Yes. Prompt injection is the top LLM risk in OWASP's Top 10, and agentic tools are especially exposed because they read untrusted content (repos, web pages, issues, MCP tool output) as part of normal work. A language model cannot reliably separate a trusted instruction from a malicious one hidden in data, so the defense is layered: treat all retrieved and tool-returned content as untrusted, run untrusted work in isolation, keep permissions tight, and add a prompt-time control that can block a dangerous action even when the model has been steered.

How do I secure MCP servers in Claude Code?

Treat every MCP server as a trust boundary. Use servers you wrote or that come from providers you genuinely trust, scope each one to the narrowest data and actions it needs, and never connect a production-credentialed server to an environment running untrusted code. Validate everything a server returns rather than letting the model act on it directly, and keep an inventory of connected servers so a rogue or typosquatted package does not slip in unnoticed.

How is securing Claude Code different from securing GitHub Copilot, Cursor or Codex?

The fundamentals are shared (least privilege, secrets management, human review, dependency scanning), but the surfaces differ.

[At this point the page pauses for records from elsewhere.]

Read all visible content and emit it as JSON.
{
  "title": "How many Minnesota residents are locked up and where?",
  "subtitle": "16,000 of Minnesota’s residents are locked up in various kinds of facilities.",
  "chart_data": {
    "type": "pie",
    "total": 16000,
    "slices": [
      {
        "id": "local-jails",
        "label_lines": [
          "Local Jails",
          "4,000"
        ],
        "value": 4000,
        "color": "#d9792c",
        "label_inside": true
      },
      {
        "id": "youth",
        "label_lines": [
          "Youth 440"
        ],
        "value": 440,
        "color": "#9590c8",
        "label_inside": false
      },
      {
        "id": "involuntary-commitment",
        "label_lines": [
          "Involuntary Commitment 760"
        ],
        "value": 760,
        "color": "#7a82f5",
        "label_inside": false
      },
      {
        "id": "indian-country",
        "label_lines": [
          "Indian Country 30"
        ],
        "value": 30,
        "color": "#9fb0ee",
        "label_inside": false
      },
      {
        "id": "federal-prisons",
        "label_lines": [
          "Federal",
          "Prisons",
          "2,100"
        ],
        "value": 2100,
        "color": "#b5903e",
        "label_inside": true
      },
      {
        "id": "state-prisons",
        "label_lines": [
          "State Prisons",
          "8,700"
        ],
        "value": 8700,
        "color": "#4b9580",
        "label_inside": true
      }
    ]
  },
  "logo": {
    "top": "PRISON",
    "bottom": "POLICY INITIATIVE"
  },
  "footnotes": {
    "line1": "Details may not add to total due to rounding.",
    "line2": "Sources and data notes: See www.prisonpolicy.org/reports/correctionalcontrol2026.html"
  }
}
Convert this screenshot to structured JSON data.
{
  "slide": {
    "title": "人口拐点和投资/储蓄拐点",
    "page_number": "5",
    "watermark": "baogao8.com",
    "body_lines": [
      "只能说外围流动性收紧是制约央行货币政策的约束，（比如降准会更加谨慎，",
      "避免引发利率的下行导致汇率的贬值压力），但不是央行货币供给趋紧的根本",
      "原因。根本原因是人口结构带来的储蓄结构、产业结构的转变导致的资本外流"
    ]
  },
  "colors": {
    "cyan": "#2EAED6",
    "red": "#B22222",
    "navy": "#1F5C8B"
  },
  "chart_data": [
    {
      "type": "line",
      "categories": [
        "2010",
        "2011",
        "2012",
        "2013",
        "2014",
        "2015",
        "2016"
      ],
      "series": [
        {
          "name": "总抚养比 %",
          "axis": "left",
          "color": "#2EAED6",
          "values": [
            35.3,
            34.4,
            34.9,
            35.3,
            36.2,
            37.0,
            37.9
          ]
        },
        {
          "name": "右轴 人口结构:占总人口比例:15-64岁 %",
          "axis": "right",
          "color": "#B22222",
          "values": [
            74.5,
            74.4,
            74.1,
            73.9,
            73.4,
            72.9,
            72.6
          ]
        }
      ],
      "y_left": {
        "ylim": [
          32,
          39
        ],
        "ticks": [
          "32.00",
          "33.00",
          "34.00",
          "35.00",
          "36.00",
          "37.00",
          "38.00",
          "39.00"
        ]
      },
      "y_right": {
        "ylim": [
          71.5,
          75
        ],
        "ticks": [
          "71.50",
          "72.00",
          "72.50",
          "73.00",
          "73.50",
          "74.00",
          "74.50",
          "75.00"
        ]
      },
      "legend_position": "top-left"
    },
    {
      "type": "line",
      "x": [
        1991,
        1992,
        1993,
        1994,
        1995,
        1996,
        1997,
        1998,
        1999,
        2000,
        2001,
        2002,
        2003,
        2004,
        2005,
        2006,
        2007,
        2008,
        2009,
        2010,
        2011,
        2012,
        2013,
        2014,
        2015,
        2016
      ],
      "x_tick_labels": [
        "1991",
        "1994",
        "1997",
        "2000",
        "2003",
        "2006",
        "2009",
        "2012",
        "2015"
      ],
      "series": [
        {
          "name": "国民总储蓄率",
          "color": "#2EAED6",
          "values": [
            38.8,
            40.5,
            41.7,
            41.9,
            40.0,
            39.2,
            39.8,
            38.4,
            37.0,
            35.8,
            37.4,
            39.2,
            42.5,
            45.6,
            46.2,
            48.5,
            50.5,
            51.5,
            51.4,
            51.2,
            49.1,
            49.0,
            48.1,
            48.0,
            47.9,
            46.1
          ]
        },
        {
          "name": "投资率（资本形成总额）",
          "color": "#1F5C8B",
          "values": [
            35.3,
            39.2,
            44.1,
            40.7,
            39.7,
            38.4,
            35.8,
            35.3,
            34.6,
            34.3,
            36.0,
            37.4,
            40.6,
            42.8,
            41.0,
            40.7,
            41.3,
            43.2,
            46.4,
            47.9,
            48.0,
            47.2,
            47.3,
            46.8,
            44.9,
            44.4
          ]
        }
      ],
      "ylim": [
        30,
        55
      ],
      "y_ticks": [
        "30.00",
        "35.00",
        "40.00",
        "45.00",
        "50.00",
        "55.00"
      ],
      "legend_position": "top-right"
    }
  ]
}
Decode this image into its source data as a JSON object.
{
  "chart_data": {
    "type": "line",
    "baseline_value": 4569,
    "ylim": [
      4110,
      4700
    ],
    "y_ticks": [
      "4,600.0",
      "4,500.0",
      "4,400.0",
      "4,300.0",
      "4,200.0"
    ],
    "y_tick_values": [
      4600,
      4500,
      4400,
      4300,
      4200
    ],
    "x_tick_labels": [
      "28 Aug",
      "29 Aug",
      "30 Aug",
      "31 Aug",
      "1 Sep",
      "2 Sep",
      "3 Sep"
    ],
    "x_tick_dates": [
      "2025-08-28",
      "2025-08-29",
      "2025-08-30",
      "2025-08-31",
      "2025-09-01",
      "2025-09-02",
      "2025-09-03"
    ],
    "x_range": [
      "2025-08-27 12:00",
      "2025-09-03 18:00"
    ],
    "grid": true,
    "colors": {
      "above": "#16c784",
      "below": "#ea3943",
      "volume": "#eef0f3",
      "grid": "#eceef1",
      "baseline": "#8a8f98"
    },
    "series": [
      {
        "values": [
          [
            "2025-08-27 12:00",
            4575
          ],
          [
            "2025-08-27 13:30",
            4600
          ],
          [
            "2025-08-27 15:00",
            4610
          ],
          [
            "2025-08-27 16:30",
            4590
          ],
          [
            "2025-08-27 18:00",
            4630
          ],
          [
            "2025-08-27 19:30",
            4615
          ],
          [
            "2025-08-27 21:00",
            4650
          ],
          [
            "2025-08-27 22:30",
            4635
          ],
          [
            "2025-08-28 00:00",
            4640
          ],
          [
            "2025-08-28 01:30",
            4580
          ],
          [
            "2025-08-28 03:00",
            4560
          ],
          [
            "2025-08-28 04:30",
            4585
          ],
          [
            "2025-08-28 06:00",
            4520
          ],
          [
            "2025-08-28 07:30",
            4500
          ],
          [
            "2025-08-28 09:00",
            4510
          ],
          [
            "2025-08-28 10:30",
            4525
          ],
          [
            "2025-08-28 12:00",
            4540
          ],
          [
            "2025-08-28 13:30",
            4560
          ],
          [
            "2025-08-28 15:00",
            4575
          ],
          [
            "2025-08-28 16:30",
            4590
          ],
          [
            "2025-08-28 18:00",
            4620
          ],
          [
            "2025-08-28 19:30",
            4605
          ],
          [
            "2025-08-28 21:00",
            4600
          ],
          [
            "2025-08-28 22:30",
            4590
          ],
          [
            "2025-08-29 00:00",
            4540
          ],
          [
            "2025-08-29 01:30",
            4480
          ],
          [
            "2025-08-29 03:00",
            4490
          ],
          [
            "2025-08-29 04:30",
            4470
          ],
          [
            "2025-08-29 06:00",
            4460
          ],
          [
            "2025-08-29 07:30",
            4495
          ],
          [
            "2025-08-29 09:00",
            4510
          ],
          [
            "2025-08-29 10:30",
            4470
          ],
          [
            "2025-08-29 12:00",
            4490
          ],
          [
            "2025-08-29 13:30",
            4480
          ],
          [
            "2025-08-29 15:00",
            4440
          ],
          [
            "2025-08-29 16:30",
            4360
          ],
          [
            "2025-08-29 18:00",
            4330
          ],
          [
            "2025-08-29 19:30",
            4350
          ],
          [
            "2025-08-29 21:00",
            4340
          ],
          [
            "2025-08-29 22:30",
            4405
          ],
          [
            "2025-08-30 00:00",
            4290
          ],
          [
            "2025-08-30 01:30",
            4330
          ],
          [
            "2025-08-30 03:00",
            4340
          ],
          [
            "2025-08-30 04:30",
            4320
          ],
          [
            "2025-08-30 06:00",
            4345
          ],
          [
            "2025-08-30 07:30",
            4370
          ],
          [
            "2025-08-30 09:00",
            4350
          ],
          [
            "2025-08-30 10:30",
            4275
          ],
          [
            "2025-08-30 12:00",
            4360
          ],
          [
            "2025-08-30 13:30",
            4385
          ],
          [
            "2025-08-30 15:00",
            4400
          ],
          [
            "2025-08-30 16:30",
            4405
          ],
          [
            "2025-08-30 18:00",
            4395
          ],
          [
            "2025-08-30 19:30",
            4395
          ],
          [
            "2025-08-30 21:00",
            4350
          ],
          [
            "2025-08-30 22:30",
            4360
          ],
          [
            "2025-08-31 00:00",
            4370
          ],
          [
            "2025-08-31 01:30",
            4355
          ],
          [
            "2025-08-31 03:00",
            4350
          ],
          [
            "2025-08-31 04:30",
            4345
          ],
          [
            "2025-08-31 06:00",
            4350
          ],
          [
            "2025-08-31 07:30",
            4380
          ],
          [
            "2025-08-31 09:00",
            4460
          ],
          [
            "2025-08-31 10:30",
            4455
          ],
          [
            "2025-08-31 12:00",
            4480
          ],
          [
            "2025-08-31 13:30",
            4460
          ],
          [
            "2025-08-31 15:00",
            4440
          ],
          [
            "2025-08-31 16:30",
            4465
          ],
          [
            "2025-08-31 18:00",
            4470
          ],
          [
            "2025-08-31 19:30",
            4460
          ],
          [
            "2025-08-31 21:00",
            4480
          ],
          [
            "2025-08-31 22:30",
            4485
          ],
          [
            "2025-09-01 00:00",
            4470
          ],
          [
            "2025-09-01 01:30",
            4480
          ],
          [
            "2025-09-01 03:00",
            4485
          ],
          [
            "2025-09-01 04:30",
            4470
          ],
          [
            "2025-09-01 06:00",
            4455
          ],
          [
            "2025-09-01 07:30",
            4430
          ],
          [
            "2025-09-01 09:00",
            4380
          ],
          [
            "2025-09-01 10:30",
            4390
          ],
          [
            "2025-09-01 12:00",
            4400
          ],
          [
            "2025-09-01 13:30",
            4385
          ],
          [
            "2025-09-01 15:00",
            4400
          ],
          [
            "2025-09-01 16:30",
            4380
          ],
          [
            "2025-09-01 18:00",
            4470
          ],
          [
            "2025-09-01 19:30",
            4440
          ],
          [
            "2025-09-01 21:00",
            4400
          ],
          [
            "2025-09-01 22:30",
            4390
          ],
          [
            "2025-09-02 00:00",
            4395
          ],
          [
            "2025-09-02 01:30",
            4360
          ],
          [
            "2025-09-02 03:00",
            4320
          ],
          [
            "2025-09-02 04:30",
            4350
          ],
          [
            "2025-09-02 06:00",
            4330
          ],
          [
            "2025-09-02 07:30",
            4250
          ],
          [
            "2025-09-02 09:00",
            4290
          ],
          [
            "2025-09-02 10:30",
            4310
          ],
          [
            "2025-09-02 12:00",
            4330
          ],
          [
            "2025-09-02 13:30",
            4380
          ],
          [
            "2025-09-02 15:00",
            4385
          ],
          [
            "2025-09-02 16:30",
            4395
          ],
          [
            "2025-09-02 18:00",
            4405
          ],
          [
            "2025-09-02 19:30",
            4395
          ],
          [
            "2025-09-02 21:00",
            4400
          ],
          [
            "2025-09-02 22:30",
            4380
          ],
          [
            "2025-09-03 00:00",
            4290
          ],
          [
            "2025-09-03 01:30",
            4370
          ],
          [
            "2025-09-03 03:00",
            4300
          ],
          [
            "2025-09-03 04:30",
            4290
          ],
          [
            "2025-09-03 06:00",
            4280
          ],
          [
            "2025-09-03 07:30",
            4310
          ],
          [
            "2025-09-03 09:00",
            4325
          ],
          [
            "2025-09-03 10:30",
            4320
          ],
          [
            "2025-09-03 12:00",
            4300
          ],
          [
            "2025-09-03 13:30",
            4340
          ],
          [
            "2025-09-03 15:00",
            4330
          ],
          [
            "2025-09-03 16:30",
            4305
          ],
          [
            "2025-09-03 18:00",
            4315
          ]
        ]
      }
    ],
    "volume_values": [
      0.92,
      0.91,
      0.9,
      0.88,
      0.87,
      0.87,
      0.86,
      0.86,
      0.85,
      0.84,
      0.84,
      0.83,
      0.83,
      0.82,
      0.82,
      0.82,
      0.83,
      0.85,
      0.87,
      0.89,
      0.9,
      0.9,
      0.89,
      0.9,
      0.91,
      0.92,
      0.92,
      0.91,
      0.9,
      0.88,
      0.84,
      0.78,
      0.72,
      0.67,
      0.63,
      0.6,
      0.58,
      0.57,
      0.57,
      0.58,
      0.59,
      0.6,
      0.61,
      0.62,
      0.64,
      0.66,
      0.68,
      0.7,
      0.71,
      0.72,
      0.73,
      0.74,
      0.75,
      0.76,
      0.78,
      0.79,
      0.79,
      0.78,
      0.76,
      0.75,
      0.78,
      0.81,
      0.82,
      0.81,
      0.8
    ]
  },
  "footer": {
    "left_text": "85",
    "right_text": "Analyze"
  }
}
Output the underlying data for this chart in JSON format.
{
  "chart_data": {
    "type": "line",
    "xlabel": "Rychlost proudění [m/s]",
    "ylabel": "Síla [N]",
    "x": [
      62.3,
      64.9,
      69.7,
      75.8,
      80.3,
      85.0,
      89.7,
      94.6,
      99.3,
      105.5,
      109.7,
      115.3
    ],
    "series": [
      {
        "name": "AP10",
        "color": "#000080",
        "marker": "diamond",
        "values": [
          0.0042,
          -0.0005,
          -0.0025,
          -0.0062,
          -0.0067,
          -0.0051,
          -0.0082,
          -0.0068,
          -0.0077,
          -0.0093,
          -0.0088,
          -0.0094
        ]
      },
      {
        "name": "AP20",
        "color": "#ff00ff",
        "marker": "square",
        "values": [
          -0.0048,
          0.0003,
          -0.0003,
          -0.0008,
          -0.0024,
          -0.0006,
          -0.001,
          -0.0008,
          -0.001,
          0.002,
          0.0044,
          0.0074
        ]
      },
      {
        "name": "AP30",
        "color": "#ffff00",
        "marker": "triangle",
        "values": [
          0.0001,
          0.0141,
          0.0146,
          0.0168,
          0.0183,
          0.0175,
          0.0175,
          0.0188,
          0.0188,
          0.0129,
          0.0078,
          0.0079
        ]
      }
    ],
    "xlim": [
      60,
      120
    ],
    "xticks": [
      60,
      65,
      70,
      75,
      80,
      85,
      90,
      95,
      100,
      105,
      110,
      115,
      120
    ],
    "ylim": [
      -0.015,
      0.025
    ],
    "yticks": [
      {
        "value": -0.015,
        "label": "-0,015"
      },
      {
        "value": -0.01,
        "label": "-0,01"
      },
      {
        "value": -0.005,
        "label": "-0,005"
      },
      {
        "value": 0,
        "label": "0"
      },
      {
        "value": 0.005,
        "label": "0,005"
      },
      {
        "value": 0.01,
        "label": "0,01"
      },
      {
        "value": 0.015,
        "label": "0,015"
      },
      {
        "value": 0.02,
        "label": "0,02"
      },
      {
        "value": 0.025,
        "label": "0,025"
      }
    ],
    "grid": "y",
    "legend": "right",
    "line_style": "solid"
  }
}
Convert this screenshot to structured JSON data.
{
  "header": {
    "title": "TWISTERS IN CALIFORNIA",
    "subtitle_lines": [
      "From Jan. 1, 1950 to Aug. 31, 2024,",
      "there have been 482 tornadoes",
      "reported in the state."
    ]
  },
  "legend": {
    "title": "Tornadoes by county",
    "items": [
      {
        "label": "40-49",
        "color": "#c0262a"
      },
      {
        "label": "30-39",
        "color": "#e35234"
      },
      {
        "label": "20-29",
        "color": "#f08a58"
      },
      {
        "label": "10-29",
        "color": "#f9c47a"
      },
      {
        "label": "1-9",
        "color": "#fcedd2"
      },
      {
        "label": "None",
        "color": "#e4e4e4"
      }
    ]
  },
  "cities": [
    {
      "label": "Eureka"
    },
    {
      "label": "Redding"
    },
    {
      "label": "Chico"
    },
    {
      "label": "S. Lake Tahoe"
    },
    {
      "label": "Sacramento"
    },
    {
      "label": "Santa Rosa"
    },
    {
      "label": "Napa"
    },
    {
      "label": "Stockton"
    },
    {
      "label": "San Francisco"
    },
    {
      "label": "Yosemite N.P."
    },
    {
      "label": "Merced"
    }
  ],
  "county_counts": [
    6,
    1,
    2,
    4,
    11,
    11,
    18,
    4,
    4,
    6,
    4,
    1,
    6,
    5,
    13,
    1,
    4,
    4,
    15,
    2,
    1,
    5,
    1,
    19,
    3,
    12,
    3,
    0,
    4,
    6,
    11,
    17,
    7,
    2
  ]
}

Cursor's headline issue has been Workspace Trust disabled by default; Copilot's has been insecure suggestions and secret leakage at scale; Codex's has been command-injection and supply-chain incidents. Claude Code's distinctive surface is its deep MCP and shell integration. We cover each agent in its own guide: Cursor, GitHub Copilot and OpenAI Codex.

Do Claude Code's built-in controls replace SAST and code review?

No. Anthropic is clear that permissions, sandboxing, managed settings, monitoring and the security review capability are layers of protection, not a complete security program. The built-in security review is assistive: useful for fast feedback, not a final decision-maker. You still need least-privilege access, secrets management, dependency scanning, secure CI/CD, branch protection, human code review and isolated environments for risky work, plus a control at the prompt so unsafe code is rewritten before it is written rather than caught after.

How do I roll out Claude Code securely across a whole team?

Start from managed settings so security-critical rules cannot be overridden locally, then deploy through a boundary you control (Bedrock, Vertex AI or Foundry) for centralized authentication, audit logs and budgets. Standardize the environment with devcontainers, pipe telemetry into your SIEM, classify repositories by sensitivity with matching policies, and add a prompt-time governance layer like VibeDefend so the same rules reach every developer's agent regardless of how carefully each person configured their own machine.